Rads have right, duty to report findings directly to patients

2013 02 21 16 01 21 928 Amber Ian 70

Radiologists have not only the right but a duty to communicate findings directly to patients who are interested in knowing their diagnostic results, according to a clinical perspective published in the March issue of the American Journal of Roentgenology.

"If we know the finding, whether it's good or bad, it's our duty to tell the patient if the patient wants to know," lead author Dr. Ian Amber, from Pennsylvania Hospital in Philadelphia, told AuntMinnie.com. "It's wrong to hide behind a traditional, old-school view of radiology that says radiologists need to stay in the background."

Dr. Ian Amber from Pennsylvania Hospital.Dr. Ian Amber from Pennsylvania Hospital.
Dr. Ian Amber from Pennsylvania Hospital.

Direct disclosure of radiologic findings to patients is important for all categories of results, despite the predominant view among referring physicians that good diagnostic news is appropriate for radiologists to share and bad diagnostic news is not, wrote Amber and colleague Dr. Autumn Fiester of the University of Pennsylvania School of Medicine (AJR, March 2013, Vol. 200:3, pp. 1-6).

"[An] objection often raised by referring physicians is that radiology training does not prepare radiologists to communicate findings, especially in how to deliver bad news," they wrote. "Although we acknowledge that all physicians could be better trained in the art of communication, we are unconvinced that radiologists receive significantly less quality training in this aspect of medical care than practitioners in other specialties, such as surgery."

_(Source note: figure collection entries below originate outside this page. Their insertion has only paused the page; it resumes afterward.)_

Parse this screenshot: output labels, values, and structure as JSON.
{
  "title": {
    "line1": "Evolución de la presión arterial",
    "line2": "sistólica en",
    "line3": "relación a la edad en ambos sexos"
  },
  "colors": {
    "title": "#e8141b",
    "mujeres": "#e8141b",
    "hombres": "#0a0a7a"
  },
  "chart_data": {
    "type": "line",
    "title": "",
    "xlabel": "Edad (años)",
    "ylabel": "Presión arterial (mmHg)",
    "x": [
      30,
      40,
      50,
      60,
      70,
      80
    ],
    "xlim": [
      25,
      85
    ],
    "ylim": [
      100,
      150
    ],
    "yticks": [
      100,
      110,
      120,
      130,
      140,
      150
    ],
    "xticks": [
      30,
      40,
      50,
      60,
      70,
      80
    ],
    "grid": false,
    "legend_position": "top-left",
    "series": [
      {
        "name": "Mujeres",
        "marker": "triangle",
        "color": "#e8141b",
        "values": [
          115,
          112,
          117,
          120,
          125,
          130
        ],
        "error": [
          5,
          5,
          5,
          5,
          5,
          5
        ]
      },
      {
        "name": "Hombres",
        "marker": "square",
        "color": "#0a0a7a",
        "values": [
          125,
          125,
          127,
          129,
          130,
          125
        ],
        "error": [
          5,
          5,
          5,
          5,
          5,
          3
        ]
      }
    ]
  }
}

Amber and Fiester note three arguments against radiologists disclosing negative findings:

  1. Negative results will cause the patient to demand information on treatment and prognosis that the radiologist does not have.
  2. The referring clinician has a logistic support system that the radiologist does not have to ensure appropriate referral and follow-up for a given condition.
  3. It is emotionally easier for patients to receive bad news from a provider with whom they have an established and long-standing relationship.

The first argument assumes that referring physicians will have the required expertise to answer such questions, which isn't necessarily the case, Amber and Fiester wrote. The second concern overlooks the fact that specialists already refer patients back to their primary providers for disease treatment and management. And the third is based on a patient care model that's hard to come by these days.

The idea that it's easier emotionally for patients to receive bad news from a provider they have a relationship with "harkens back to an idyllic past in which patients would be cared for over decades by the same general practitioner," the authors wrote. "Managed care, specialization in medicine, frequent changes in insurance coverage, and large group practices have all but ended this type of primary care relationship."

In any case, studies have shown that patients want to know their imaging results. A survey found that 87% of patients wanted to know their diagnostic findings as soon as possible, regardless of the severity of the results, Amber and Fiester wrote. But not all radiologists are comfortable speaking to patients directly.

"Typically radiologists call the referring doctor to either discuss results or request permission to talk to the patient," Amber said. "But we're specialists just like any other. You don't hear about gastroenterologists getting permission from a referring doctor to talk to the patient about colonoscopy results."

New paradigm

Amber and Fiester propose a model for radiologist-patient communication with guidelines based on diagnostic confidence -- a sliding scale based on the definitiveness of imaging results, instead of on their severity. This diagnostic confidence scale consists of a four-tiered continuum that runs from "highly suggestive" to "indeterminate."

"This model focuses on diagnostic clarity on the grounds that patients ought to have timely access to definitive information about their health within the limits of the study that was provided, regardless of whether that information is positive or negative," Amber and Fiester wrote.

How should direct communication between radiologists and patients be implemented? Multiple patient interactions can affect workflow, and there are follow-up logistics as well as medical liability issues, according to the authors.

"The best way to start is with patient-centric modalities, such as fluoroscopy and ultrasound," Amber said. "It would be easy to add another check box to the preimaging questionnaire, asking the patient if they'd like to speak to a radiologist about their results. As for legal issues, I don't see any reason radiologists [should consider themselves more vulnerable to lawsuits] than other consulting physicians."

If a doctor-patient relationship is already in place or can be established, then the radiologist has the same rights to patient interaction -- including direct communication of findings -- that all physicians have, Amber and Fiester concluded.

"Ethically, it's our duty to communicate with patients directly if they ask," Amber said.